The Second Gutenberg: Ottmar Mergenthaler


Ottmar Mergenthaler’s invention of the linotype composing machine is regarded as the greatest advance in printing since the development of moveable type 400 years earlier. Mergenthaler’s new machine enabled one operator to be machinist, typesetter, justifier, typefounder and type-distributor. His machine revolutionized the art of printing and allowed an operator to automatically set brass matrix. Before Mergenthaler’s invention of the Linotype in 1884, no newspaper in the world had more than eight pages. The machine was first used in 1886 by the New York Tribune, and Thomas Edison called it the Eighth Wonder of the World. It was widely used for over a century.

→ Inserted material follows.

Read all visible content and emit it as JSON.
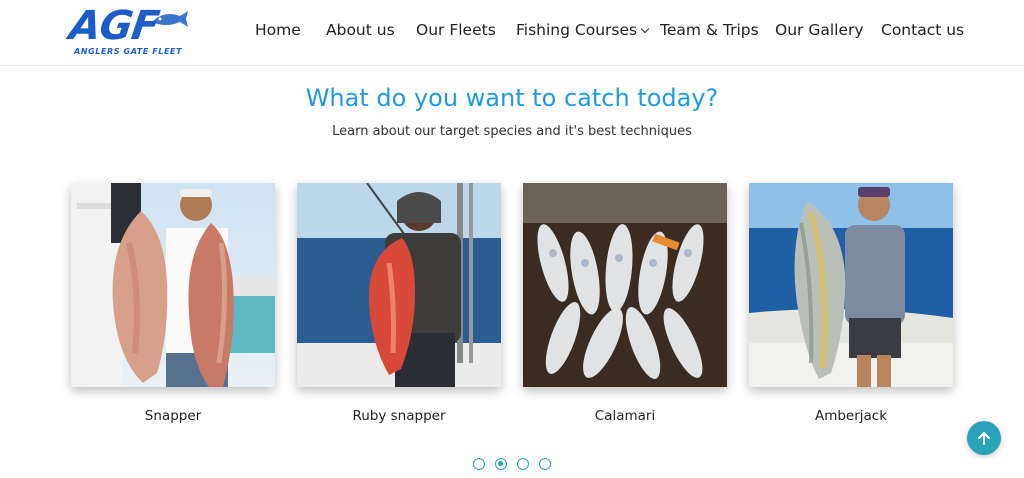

Ottmar Mergenthaler (May 11, 1854 – October 28, 1899) was born in Hachtel, Baden-Württemberg to a poor village school teacher. He was apprenticed to a watchmaker in Bietigheim before moving to Baltimore, Maryland in 1872 where he became a member of the Liederkranz Society and of the German Turnverein. In 1878, he became a naturalized American citizen. Called the “second Gutenberg,” he invented the Linotype machine in 1886, the first device that could easily and quickly set complete lines of type for use in printing presses. Mergenthaler reportedly got the idea for the brass matrices that would serve as molds for the letters from the wooden molds he had carved as a child for German “Springerle” cookies. He died of tuberculosis in Baltimore in 1899.